I primi robot viventi, ecco cosa potrebbero fare gli xenobot

Perciò a cosa servono? Potrebbero fare decine di cose estremamente utili, per non dire rivoluzionarie, come ad esempio trasportare farmaci fino ad un punto mirato dell’organismo umano o fungere da “spazzini” programmati per eliminare eliminare le microplastiche nei mari. Chi li ha sviluppati? Un team di ricerca Usa, scienziati del Dipartimento di Informatica dell’Università del Vermont e del Dipartimento di Biologia dell’Università Tuft di Medford (Massachusetts). A guidarli Joshua Bongard e Michael Levin, che hanno modellato gli xenobot sulla base dei “consigli” dell’intelligenza artificiale. Il software complesso ha elaborato migliaia di combinazioni possibili di xenobot. Così facendo ha inserito in piattaforma operativa cellule cardiache ed epidermiche, questo allo scopo di ottenere le soluzioni più adatte

Gli xenobot, i primi robot viventi, piccoli “pezzi di carne” da meno di un millimetro

A cosa? A peculiarità come la capacità di muoversi, portare proteine, inglobare sostanze esterne etc. Poi, con una micorpinza ed un elettrodo di stimolazione, le cellule sono state in un certo senso “pascolate”, cioè spinte ad assemblarsi autonomamente. Ecco, da quel processo sono nati  xenobot composti da 500 a mille cellule con un preciso “ordine” in memoria. Ma come sono fatti? Banalmente sono “pezzetti di carne lunghi meno di un millimetro”. Ha spiegato il dottor Bongard: “Queste sono nuove macchine viventi. Non sono né robot tradizionali né una specie conosciuta di animali. È una nuova classe di artefatti: organismi viventi programmabili”. 

Le applicazioni dei primi robot viventi: gli xenobot in medicina e tutela ambientale

E le applicazioni potrebbero essere tante e clamorosamente utili: gli xenobot potrebbero viaggiare nel corpo umano e rimuovere le placche aterosclerotiche dalle arterie. Potrebbero fungere da “corrieri” di un dato farmaco in un punto preciso del corpo, dove quel famarco serve di più.  Potrebbero essere “segugi” ambientali di radioattività o di sostenze nocive.
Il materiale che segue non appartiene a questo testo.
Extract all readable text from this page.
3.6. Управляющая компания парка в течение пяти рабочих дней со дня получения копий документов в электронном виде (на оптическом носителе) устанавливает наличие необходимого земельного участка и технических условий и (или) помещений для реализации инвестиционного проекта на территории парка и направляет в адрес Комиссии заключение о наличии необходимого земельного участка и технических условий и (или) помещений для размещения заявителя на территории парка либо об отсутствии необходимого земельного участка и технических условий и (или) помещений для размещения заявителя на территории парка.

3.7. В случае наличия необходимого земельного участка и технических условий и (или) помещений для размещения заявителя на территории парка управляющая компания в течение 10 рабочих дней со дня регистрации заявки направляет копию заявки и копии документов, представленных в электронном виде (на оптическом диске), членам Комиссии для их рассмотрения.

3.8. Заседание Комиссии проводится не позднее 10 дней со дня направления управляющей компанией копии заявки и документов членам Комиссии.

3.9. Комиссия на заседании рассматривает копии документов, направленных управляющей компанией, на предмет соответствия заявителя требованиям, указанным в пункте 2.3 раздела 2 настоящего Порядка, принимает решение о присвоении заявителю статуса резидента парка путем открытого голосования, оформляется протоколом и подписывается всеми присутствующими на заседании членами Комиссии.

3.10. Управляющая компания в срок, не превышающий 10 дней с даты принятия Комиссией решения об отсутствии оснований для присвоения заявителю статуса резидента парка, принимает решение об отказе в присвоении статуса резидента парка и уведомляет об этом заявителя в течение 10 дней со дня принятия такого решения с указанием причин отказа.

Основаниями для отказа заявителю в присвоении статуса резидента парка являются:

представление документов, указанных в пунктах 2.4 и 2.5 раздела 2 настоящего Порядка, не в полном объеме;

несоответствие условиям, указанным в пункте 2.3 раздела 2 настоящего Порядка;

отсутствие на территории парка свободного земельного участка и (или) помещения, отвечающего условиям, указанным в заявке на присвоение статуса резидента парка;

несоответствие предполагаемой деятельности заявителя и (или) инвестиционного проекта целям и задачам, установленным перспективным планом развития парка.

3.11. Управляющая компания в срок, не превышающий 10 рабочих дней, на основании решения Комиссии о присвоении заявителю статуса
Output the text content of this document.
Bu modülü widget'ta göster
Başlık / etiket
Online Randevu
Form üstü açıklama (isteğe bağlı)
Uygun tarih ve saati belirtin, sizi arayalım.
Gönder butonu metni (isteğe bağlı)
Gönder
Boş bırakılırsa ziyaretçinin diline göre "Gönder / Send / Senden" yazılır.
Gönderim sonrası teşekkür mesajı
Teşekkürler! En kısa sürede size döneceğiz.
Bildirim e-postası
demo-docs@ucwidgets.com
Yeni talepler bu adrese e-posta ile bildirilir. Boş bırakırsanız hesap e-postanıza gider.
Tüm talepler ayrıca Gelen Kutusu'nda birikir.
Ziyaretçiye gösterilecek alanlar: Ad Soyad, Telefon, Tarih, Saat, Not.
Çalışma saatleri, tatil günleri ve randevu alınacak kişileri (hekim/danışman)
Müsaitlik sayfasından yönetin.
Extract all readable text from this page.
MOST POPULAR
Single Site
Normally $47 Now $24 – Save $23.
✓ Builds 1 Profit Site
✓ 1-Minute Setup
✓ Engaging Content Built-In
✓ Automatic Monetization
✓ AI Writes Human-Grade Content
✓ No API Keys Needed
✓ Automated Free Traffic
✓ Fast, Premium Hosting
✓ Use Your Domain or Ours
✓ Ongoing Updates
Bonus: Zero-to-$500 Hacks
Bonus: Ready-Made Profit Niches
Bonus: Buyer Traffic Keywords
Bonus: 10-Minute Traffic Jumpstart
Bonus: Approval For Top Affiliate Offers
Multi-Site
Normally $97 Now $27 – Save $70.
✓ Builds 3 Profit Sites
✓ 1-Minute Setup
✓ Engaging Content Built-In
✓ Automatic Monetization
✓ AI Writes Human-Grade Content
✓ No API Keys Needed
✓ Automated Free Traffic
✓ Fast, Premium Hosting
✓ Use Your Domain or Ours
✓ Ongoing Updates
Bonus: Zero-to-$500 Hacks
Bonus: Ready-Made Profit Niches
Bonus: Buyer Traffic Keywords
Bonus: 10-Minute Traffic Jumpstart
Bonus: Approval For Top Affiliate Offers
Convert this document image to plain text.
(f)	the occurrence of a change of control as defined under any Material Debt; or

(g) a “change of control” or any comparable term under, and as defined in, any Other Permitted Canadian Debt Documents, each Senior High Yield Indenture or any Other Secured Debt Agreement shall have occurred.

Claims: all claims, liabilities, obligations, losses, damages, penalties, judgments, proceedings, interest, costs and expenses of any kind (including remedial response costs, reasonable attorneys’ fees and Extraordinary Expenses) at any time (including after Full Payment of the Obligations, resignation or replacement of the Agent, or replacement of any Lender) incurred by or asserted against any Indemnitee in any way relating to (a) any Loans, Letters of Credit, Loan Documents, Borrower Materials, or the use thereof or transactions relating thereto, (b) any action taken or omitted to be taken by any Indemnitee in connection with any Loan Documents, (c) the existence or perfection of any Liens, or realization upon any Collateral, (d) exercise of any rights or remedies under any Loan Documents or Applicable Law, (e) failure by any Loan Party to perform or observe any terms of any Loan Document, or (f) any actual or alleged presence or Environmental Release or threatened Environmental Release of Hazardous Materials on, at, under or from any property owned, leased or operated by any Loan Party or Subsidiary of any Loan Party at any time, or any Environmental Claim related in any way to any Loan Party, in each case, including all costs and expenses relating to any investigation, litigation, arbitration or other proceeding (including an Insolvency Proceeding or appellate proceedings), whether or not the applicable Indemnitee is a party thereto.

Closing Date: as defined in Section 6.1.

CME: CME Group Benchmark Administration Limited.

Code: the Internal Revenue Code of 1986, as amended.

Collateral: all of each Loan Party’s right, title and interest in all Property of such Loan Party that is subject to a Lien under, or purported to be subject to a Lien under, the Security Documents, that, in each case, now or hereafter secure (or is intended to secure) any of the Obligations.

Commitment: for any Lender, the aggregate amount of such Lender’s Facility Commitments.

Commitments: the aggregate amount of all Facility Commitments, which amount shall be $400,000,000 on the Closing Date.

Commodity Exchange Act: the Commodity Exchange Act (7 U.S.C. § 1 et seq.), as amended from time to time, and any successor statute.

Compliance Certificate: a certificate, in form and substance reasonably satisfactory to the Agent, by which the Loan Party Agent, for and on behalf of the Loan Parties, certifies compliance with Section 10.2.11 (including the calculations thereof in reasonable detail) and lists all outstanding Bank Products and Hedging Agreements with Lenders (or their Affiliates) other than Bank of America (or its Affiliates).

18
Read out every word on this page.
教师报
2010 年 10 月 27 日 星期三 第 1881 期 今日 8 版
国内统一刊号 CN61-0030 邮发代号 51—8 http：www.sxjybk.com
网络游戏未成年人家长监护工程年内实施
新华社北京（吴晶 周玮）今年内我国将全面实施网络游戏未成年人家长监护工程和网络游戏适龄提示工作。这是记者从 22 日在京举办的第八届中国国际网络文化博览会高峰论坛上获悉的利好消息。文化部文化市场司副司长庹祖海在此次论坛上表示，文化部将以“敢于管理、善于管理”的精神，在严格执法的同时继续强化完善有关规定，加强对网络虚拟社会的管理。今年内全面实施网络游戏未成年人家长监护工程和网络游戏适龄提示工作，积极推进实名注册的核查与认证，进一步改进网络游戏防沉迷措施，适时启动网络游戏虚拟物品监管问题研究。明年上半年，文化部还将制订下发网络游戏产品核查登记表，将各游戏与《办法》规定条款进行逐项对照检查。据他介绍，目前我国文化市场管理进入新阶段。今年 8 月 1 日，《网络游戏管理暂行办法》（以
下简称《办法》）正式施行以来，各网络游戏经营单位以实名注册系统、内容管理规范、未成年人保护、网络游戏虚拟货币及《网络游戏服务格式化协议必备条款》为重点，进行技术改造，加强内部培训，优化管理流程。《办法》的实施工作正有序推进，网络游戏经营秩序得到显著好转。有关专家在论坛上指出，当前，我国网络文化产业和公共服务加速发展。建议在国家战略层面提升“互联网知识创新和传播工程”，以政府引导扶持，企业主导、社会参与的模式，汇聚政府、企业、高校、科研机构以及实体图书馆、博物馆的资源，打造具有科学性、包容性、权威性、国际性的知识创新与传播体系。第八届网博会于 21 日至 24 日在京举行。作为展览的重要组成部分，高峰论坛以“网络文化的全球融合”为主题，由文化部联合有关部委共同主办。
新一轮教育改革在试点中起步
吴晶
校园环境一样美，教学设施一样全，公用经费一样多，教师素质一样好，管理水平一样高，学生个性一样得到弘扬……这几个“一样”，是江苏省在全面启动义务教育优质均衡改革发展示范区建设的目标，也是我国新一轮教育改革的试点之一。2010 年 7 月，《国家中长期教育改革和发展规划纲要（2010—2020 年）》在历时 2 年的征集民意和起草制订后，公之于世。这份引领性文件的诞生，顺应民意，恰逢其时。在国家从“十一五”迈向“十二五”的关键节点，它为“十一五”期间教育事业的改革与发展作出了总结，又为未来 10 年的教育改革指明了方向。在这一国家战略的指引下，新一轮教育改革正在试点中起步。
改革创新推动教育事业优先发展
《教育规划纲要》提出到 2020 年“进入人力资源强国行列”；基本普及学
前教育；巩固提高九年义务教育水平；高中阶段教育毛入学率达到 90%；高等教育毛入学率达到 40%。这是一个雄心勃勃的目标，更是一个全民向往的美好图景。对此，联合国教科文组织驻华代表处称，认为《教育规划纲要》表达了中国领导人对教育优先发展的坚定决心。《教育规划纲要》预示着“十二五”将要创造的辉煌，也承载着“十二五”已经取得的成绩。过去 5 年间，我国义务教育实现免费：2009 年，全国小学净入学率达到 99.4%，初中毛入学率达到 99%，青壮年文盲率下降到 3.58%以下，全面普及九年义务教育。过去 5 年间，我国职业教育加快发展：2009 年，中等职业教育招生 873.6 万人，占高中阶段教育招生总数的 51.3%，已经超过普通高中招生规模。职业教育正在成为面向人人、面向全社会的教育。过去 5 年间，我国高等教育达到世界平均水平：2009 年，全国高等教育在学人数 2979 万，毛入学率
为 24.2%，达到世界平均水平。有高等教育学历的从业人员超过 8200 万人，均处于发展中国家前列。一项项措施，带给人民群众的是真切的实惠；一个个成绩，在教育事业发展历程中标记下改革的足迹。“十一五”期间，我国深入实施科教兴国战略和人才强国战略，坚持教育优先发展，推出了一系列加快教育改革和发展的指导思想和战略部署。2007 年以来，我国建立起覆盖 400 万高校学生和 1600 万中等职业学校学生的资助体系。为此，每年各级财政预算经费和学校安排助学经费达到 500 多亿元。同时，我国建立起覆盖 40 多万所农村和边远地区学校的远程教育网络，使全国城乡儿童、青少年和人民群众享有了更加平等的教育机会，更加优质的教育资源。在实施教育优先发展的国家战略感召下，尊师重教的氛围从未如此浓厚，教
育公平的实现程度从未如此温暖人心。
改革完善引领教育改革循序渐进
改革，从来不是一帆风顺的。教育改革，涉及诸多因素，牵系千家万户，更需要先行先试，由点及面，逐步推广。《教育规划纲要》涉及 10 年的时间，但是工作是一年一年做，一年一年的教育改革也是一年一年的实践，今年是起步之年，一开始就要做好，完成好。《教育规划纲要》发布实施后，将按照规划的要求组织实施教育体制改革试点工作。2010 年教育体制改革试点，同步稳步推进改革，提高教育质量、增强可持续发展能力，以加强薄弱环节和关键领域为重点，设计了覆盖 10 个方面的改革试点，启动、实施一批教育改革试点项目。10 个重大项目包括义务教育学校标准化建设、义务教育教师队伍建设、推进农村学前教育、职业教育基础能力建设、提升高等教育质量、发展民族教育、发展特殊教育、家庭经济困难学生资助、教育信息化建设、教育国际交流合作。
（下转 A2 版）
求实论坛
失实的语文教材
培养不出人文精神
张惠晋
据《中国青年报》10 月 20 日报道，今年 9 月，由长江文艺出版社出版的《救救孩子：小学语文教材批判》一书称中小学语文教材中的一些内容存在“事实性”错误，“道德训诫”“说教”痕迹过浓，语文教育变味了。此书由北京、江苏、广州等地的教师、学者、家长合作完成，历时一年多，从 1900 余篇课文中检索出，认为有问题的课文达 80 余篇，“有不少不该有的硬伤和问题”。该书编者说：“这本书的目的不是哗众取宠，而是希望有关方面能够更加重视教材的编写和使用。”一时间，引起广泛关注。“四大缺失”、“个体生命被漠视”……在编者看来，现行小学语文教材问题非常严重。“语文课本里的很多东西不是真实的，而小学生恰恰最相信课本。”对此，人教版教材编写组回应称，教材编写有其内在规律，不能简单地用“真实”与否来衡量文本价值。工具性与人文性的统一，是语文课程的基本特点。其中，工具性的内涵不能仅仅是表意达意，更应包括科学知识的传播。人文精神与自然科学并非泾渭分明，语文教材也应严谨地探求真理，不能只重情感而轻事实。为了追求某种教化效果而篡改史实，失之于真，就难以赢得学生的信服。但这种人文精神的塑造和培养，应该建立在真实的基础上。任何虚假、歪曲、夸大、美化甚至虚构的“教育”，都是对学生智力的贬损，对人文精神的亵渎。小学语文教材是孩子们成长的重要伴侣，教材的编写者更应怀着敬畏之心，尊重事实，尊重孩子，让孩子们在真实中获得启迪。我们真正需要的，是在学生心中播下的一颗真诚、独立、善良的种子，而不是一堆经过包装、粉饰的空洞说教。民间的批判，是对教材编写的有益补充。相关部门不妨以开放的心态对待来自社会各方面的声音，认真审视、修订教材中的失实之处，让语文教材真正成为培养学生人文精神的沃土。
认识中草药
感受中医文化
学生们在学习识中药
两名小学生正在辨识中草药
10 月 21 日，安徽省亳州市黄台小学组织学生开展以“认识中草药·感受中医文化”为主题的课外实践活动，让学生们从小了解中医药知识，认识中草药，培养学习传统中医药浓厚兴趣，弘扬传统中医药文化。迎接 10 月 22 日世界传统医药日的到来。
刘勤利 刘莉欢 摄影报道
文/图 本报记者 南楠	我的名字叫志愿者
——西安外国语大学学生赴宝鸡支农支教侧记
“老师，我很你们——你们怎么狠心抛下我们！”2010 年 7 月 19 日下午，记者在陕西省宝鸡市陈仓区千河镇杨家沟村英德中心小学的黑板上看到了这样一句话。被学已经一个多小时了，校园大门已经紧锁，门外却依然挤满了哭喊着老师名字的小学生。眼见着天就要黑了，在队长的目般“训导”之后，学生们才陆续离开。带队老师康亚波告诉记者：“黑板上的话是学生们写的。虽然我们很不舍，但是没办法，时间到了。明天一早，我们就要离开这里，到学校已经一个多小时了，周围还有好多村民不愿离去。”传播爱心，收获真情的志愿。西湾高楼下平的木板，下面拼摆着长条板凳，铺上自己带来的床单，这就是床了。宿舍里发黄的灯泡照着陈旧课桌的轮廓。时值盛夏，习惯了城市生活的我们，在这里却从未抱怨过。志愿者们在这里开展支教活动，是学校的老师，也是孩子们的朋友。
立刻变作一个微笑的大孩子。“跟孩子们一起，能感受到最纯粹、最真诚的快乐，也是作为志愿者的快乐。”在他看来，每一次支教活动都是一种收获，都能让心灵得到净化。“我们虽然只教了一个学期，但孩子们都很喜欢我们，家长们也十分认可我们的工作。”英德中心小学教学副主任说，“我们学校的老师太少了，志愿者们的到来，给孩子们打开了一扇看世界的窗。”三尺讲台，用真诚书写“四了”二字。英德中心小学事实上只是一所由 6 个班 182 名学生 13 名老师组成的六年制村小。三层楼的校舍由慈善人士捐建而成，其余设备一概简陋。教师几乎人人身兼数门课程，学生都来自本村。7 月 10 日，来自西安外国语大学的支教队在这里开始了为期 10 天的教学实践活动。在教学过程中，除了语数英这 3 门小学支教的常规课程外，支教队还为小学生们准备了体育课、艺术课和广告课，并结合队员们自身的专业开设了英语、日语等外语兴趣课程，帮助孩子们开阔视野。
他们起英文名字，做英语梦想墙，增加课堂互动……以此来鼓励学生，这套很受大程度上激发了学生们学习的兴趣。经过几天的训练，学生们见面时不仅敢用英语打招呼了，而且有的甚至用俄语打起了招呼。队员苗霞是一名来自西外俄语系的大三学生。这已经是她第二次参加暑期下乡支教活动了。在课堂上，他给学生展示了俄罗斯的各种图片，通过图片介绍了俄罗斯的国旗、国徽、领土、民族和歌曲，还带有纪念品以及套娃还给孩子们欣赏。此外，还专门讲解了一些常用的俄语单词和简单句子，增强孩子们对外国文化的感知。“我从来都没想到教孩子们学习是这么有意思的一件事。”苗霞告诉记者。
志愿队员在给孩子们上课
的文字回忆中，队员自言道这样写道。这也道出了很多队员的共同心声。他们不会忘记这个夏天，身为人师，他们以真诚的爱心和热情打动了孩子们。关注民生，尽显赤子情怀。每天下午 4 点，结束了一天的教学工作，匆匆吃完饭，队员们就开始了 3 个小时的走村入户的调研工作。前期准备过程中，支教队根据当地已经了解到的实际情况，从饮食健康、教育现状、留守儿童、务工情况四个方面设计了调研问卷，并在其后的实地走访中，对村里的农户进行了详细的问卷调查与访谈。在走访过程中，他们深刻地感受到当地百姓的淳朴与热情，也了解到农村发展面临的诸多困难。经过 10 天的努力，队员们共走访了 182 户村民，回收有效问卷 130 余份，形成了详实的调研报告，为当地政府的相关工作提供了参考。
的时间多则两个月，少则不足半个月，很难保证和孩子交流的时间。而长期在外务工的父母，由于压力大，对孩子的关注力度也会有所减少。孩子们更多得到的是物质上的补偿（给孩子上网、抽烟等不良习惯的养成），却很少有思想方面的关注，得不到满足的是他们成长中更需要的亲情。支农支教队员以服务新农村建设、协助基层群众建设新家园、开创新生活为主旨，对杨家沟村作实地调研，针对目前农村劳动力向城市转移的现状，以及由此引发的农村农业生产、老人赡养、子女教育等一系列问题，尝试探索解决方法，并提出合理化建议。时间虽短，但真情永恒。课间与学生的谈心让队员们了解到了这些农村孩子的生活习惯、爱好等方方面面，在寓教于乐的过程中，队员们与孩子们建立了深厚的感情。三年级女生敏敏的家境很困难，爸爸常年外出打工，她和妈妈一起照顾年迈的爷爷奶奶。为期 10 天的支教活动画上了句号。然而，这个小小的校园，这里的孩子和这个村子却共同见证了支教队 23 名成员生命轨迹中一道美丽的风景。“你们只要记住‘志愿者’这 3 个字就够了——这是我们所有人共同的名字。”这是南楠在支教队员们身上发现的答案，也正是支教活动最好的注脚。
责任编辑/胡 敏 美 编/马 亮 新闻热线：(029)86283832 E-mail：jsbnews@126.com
Gli scienziati sino stati chiari: “Se potessimo realizzare una forma biologica 3D su richiesta, potremmo riparare i difetti alla nascita, riprogrammare i tumori nei tessuti normali, rigenerarli dopo lesioni traumatiche o malattie degenerative e sconfiggere l’invecchiamento”.

Quanto vivono e cosa manca agli xenobot, i primi robot vivi ma non proprio “viventi”

Gli xenobot vivono circa una settimana in soluzione acquosa perché come tutti gli organismi viventi hanno una loro riserva di lipidi e proteine. Non hanno alcune caratteristiche che sono canonicamente associate alla definizione di organismo vivente: non evolvono e non si riproducono, ma essendo biodegradabili sono ad impatto zero rispetto ai microbot. Tutti gli approfondimenti tecnici sui primi robot viventi sono stati pubblicati sulla rivista specializzata PNAS.